What do you think is currently missing in the field of bioinformatics/ life science?
It’s always a moving front where things keep filling in. You think it’s a hole but as soon as you think it’s a hole someone’s there to fill the gap. It’s always chaotic. I would like things to be nice and tidy but it’s inherently chaotic as people figure out the best way to do things and then resolve it.
Perhaps the most difficult thing is the whole publishing paradigm. I think it needs to shift from the model that started back in 1655 (Henry Oldenburg) to publishing in a computable form. The biodiversity community seems to be closing in on something workable where publishing is incorporated in each point in the research cycle, rather than waiting to write up your paper at then end of the project, and then maybe add some metadata. Publishing should be in your mind when you create your experimental design. If this is done in a structured way that is making it publishable even as you design your experiments. I do think the medium for exchanging information is and will always include natural language because it is nuanced and highly expressive, but it should not be the only means of conveying information. More and more our published results have to be readable by computers. People complain about the bottleneck of curation and the need for bio-curation, but if we shift structuring of information further upstream to earlier stages in the research cycle then the jobs of the curators will be easier. Their job will then be one of integrating multiple sources of information, rather than disentangling results out of an individual PDF file. Curators would then act more as reviewers and synthesisers of information.
What would you like to see EMBL-ABR become or achieve?

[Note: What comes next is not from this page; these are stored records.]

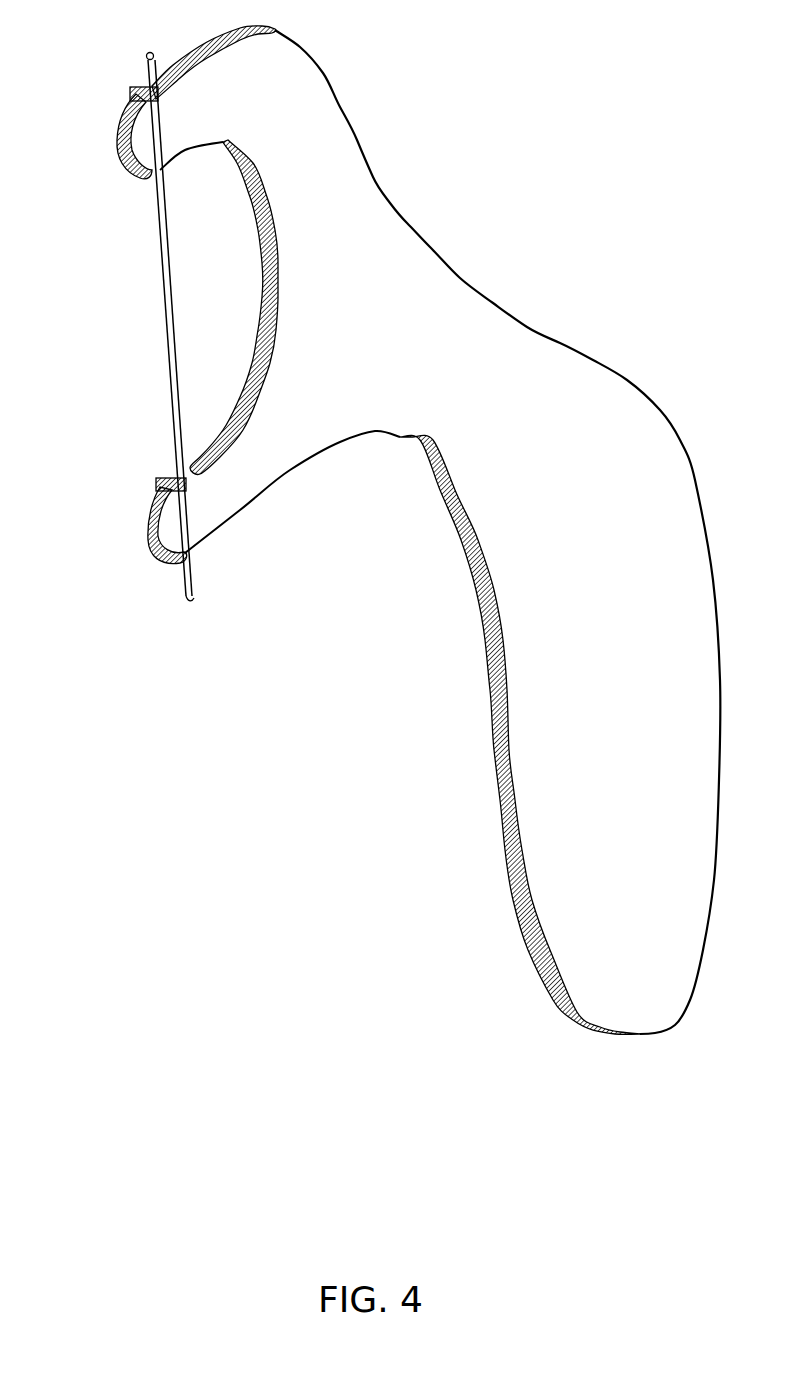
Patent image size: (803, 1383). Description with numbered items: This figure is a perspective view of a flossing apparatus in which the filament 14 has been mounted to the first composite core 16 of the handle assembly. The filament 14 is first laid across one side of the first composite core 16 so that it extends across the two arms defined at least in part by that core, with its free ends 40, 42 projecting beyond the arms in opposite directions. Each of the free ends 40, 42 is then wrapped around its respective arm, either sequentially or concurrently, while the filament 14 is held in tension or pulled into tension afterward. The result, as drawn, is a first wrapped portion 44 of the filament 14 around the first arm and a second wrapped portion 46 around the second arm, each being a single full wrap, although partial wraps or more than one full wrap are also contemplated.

The filament 14 is at (162, 345).
The first composite core 16 is at (628, 379).
The free end 40 is at (158, 53).
The free end 42 is at (194, 598).
The first wrapped portion 44 is at (130, 89).
The second wrapped portion 46 is at (160, 484).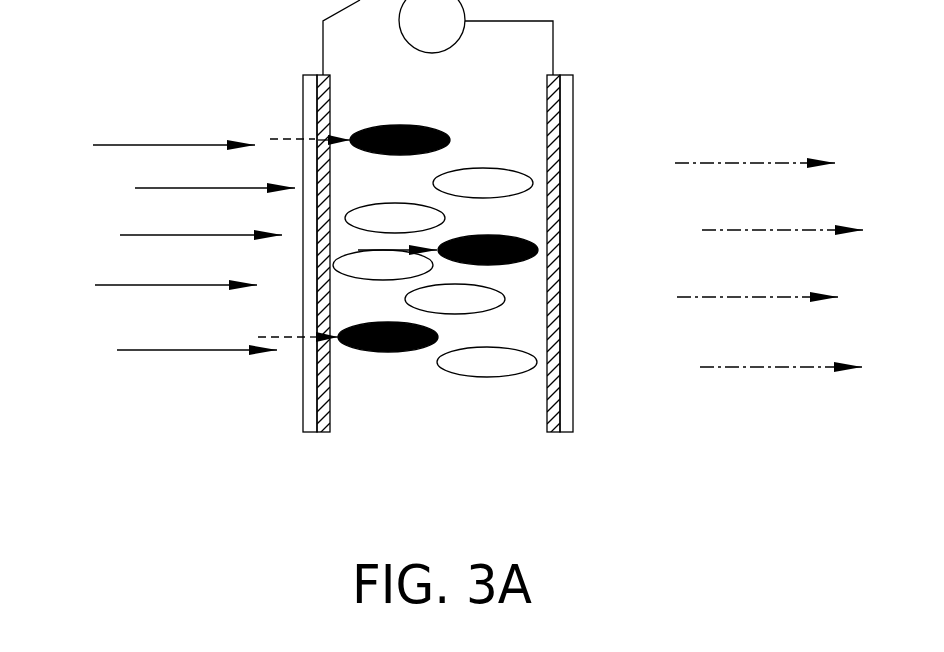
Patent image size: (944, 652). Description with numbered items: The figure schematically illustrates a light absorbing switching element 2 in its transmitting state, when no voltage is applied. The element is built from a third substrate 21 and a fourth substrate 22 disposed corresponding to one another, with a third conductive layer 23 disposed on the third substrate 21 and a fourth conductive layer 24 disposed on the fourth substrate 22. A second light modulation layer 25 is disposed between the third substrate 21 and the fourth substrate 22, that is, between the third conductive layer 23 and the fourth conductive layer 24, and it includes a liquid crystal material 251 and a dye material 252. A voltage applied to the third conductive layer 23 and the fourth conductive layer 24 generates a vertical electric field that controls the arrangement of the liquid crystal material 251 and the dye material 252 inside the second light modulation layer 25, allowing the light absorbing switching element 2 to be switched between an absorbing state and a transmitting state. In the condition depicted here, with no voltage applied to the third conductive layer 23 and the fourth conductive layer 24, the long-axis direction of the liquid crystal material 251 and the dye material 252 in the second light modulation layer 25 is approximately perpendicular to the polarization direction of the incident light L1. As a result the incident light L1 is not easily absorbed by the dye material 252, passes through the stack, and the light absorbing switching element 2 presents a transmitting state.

The light absorbing switching element 2 is at (31, 41).
The incident light L1 is at (152, 145).
The third substrate 21 is at (311, 432).
The fourth substrate 22 is at (565, 432).
The third conductive layer 23 is at (322, 432).
The fourth conductive layer 24 is at (555, 432).
The second light modulation layer 25 is at (333, 436).
The liquid crystal material 251 is at (492, 172).
The dye material 252 is at (400, 126).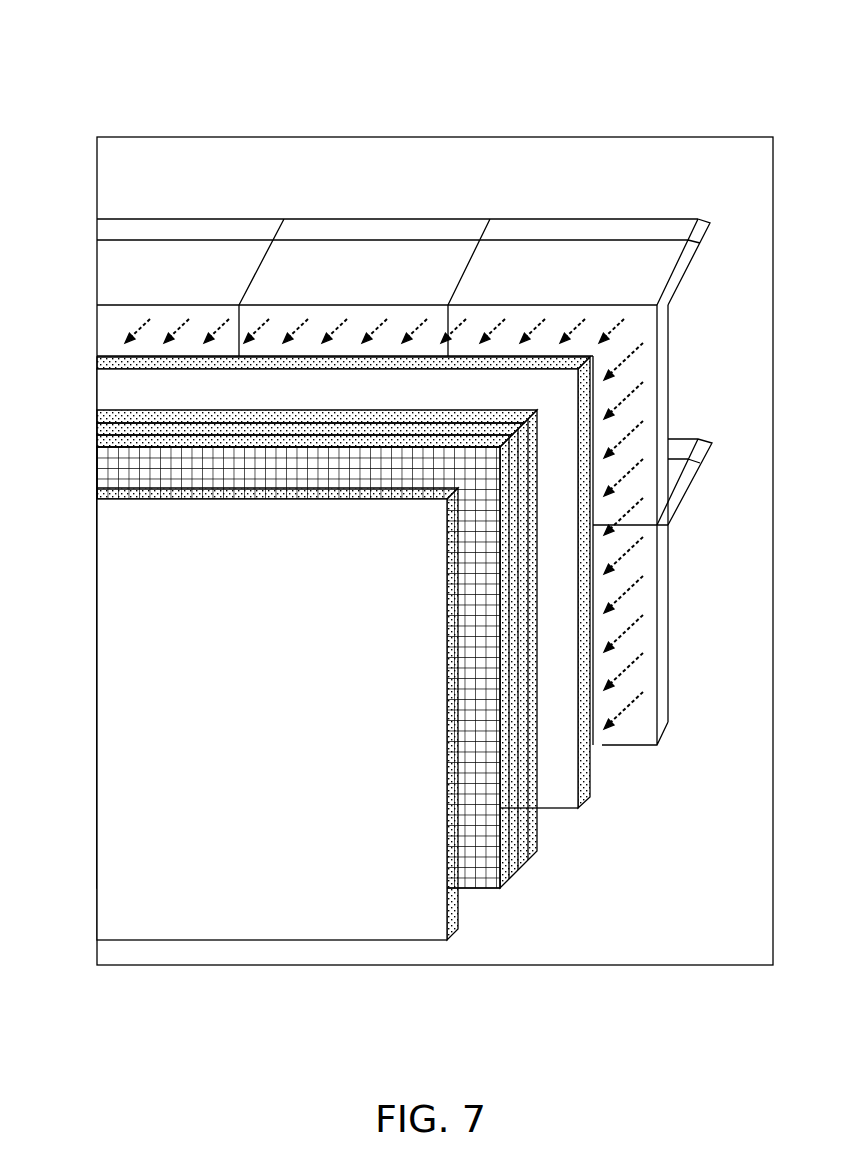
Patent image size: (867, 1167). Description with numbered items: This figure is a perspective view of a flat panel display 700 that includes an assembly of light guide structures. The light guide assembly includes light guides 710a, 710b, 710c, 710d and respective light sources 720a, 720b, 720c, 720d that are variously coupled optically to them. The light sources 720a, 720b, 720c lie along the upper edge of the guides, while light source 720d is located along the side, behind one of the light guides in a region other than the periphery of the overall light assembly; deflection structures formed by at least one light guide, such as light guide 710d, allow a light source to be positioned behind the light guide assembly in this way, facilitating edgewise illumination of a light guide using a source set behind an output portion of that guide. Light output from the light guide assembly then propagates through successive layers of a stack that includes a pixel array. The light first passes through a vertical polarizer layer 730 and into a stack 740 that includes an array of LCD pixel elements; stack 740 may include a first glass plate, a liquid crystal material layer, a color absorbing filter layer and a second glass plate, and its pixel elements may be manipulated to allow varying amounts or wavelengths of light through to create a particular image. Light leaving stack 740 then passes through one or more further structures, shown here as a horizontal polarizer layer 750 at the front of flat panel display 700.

I would love to see EMBL-ABR engage the broader community in science. Maybe interacting with other groups in Australia who are doing high school biology extra courses, and community engagement as well.
Suzanna Lewis has Master of Science degrees in Biology and Computer science. She is a scientist and Principal Investigator at the Berkeley Bioinformatics Open-source Project (BBOP) based at Lawrence Berkeley National Laboratory. Suzanna leads the development of open standards and software for genome annotation and ontologies.
She led the team responsible for the systematic annotation of the Drosophila melanogaster genome, which included development of the Gadfly annotation pipeline and database framework, and the annotation curation tool Apollo. Suzanna’s work in genome annotation also includes playing instrumental roles in the GASP community assessment exercises to evaluate the state of the art in genome annotation, development of the Gbrowse genome browser, and the data coordination center for the modENCODE project. In addition to her work in genome annotation, Suzanna has been a leader in the development of Open Biomedical Ontologies, National Center for Biomedical Ontology. She, along with Michael Ashburner, founded the Gene Ontology, and instigated and continues to contribute to the Sequence Ontology, Uberon anatomy, and other ontologies, as well as developing open software for editing and navigating ontologies such as AmiGO, OBO-Edit and Phenote.
In 2005 Suzanna was elected a fellow of the American Association for the Advancement of Science in recognition of her contributions to science in the fields of Information, Computing, and Communication.